La vida inesperada no es una película sobre modernos caprichosos que juegan a la vida bohemia en las zonas pijas de Brooklyn. Es una película sobre emigrantes y sobre exiliados, sobre la llegada de esa frontera en el tiempo en la que ya no es posible seguir alimentando incondicionalmente ilusiones juveniles que tal vez fueron espejismos, sobre una ciudad que parece prometer mucho y exigir también mucho a cambio y que con mucha frecuencia no cumple ninguna promesa pero exige sin miramiento el pago de hasta la más mínima deuda. La vida inesperada es una película sobre el fervor de la vocación y la rareza del talento, y sobre el injusticia de que muchas veces la vocación y el talento tengan poco que ver entre sí, porque son muchos los llamados y pocos los elegidos, y porque además el talento no basta. Entre el talento y el éxito media la lotería injusta del azar, el don de la oportunidad, el favor de la moda. Se puede tener mucha vocación para algo y no ser bueno. Se puede ser muy bueno y no tener éxito. Y todo eso se multiplica en una ciudad como ésta, donde hay un exceso de todo, de talentos verdaderos y de talentos ficticios, de vocaciones sin porvenir y oportunidades auténticas o ilusorias, y donde la vida, la vida cotidiana para la mayor parte de la gente, es muy dura, las distancias muy grandes, la vivienda carísima, y todo eso cada vez más.
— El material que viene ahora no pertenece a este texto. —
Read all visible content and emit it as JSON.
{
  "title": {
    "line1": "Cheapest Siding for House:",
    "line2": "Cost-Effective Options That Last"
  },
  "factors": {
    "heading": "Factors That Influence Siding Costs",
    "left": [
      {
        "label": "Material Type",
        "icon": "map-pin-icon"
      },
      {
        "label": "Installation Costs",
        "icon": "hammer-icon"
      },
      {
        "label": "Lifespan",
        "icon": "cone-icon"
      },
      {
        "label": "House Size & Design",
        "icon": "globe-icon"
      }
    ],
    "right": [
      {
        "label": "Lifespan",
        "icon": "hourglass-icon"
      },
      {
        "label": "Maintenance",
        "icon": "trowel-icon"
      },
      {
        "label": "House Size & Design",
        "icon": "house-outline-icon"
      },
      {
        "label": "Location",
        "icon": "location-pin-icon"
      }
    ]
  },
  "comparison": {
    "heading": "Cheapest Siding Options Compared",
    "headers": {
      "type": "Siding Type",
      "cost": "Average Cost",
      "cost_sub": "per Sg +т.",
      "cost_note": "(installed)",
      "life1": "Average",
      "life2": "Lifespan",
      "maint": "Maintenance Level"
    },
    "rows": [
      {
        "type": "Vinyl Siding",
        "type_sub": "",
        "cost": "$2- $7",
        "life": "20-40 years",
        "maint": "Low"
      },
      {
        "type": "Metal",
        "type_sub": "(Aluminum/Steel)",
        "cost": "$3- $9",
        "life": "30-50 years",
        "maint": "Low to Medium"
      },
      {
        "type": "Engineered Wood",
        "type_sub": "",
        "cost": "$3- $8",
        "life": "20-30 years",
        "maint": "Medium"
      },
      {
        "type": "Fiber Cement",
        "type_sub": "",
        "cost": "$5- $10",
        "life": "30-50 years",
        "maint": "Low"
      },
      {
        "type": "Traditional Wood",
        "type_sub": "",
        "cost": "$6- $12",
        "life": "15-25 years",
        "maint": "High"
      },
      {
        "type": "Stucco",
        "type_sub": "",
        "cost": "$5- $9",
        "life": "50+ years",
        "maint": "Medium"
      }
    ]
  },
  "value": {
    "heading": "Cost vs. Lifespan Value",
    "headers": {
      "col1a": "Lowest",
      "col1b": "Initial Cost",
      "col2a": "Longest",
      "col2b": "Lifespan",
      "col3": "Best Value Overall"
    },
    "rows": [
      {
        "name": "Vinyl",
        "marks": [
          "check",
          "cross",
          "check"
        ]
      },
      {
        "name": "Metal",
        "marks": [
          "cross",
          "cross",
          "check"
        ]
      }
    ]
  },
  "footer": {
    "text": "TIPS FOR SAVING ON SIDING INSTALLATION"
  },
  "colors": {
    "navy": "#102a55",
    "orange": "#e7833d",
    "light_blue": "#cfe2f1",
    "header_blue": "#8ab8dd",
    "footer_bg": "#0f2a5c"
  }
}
Pero la gente sigue llegando, y algunos de los que vinieron y no han logrado nada no saben volver o no pueden volver, porque en los países de origen las cosas puede que anden peor aún, y porque ha pasado el tiempo y uno ya perdió el paso de las cosas de allí, o quizás siente vergüenza, al cabo de los años, de regresar con la cabeza baja y las manos vacías.
De eso trata la película. De las resignaciones y las astucias que uno tiene que urdir para continuar viviendo. De un librero porteño que llegó a Nueva York huyendo de los militares crimiales de su país y tuvo que hacerse tendero de ultramarinos, y por esas cosas de la vida ha logrado poner una tienda muy digna. De un actor español que se ve a sí mismo de pronto en la línea de sombra al final de la juventud. De su primo que como lo ha tenido siempre todo no sabe lo que quiere. Y también trata de personajes de aquí, siendo tan difícil imaginar y dar voz a alguien que pertenece a otro país y a otro idioma. El desarraigo, en La vida inesperada, no es solo de españoles poco acostumbrados a desprenderse del calor de la familia, sino también de americanos que vinieron a Nueva York en busca de espejismos semejantes, porque esta ciudad también está llena de refugiados de ese continente desconocido e inmenso que empieza al otro lado del río Hudson, como en el dibujo de Saul Steinberg. Dos de mis personajes favoritos de la película son esas dos mujeres, Jody y Holly, que conocen un desarraigo mayor todavía que el de los españoles, aunque estén en su propio país, porque tienen menos asideros emocionales y menos referencias seguras.
Una película ha de impresionar por su unidad estética, pero es un trabajo tan colectivo como un edificio. Elvira puso su inventiva lingüística, su predilección por los personajes habladores y un poco perdidos, su sentido del humor que siendo tan afilado está limpio de sarcasmo y lleno de comprensión y compasión. Javier, Carmen, Tammy Blanchard, Raúl, han puesto en la película la fragilidad y la ilusión del oficio al que se dedican. Jorge Torregrossa la ha dirigido con toda la solvencia de su oficio y todo su conocimiento de una ciudad en la que vivió siete años. Quico de la Rica ha fotografiado la luces verdaderas de Nueva York. Lucio Godoy compuso una partitura extraordinaria. Durante siete años Elvira escribió una tras otra versiones del guión, y ella y Javier y la productora, Beatriz Bodegas, lograron el prodigio de reunir, en años de quiebra, el dinero necesario para rodar en Nueva York.
Un respeto.
Una de las grandes injusticias congénitas a todos los oficios relacionados con las artes es la diferencia entre el esfuerzo que requiere levantar una obra y lo barato y descansado que resulta demolerla. Es así, y no podemos quejarnos. Hacemos lo que nos gusta y le dedicamos nuestra vida y puede que no obtenga reconocimiento, o que casi nunca o nunca salga como hubiéramos querido. Pero al menos un poco de seriedad y de rigor, un cierto grado de respeto al trabajo, sí que habría que exigirles a quienes tan descansadamente ejercen la potestad de lo que en culturas más serias se llama crítica de cine.